In order to keep its excessive money supply from shrinking the value of the cash in people's hands through inflation, China needs to ease its reliance on investment-driven growth and bank lending.
With a limited number of financing vehicles available to domestic enterprises, many businesses in search of money have been forced to resort to bank borrowing, which has in turn prompted the People's Bank of China (PBC), the country's central bank, to push more money into commercial lenders looking to meet the market's demand for credit.
According to central bank data, the nation's bank loans accounted for 52 percent of total nationwide fundraising last year, much higher than in most developed economies, including the US, where this figure stands at less than 20 percent.
Compounding matters is the fact that domestic businesses are now becoming more inclined to seek out loans as the country's economy gradually pulls out of the downturn seen during much of last year. In fact, PBC figures released on February 8 show that new loans in January stacked up to 1.07 billion yuan, the highest monthly total in three years.

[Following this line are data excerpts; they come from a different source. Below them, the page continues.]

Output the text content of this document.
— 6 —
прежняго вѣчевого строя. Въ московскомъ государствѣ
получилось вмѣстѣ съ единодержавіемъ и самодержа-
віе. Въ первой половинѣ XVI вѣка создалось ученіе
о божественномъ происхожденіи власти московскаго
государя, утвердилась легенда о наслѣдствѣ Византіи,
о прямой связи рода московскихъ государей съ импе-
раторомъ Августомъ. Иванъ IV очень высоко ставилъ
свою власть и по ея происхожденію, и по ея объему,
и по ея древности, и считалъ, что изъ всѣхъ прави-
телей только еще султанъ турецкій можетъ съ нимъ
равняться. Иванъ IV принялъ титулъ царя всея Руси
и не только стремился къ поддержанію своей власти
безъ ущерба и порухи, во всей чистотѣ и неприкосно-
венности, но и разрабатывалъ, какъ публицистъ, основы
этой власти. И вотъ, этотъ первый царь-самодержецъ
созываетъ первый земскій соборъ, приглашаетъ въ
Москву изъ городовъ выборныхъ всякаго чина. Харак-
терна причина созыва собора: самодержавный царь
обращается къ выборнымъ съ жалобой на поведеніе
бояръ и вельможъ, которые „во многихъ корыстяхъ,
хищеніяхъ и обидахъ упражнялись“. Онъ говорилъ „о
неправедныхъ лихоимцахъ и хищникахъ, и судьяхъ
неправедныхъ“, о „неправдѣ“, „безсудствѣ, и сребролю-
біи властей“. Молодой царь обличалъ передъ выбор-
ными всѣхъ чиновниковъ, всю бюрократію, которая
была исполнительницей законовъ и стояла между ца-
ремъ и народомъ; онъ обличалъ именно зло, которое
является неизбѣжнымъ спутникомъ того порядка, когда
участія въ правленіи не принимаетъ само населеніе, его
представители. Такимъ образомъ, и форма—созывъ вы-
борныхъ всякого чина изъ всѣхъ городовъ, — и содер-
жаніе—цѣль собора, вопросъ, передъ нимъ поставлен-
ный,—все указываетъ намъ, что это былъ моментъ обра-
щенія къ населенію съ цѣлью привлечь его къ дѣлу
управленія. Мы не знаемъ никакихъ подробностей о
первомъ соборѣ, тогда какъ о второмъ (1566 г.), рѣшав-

If the country can expand access to direct financing options, such as corporate bonds and equity placement, the demand for funding from corporate China will have less of an affect on the base money supply in the market.
At the same time, dampening the country's emphasis on investment as an economic driver would also drain the country's money surplus.
For years, policy makers and planners have been encouraging domestic manufacturers to expand their output. Yet, this has propelled output well ahead of domestic demand - China's domestic consumption accounted for only 35 percent of its GDP growth between 2008 and 2011, well below levels seen in most developed countries. Even when this figure rose to 51.8 percent last year, China still lagged behind many other large economies.
To ease overcapacity in the face of sluggish demand at home, many manufacturers had little choice but to try to offload their unneeded inventories abroad. To facilitate such exports though, the country had to steadily expand its yuan supply to prevent the currency's value from going up too quickly at a time when the dollar was weakening on quantitative easing moves in the US. This kept Chinese goods competitive in the global market, but cut into the wealth of its citizens.
To do something about this problem, leaders need to focus on bolstering domestic consumption, which will transform economic growth into a force that benefits the public in a real sense.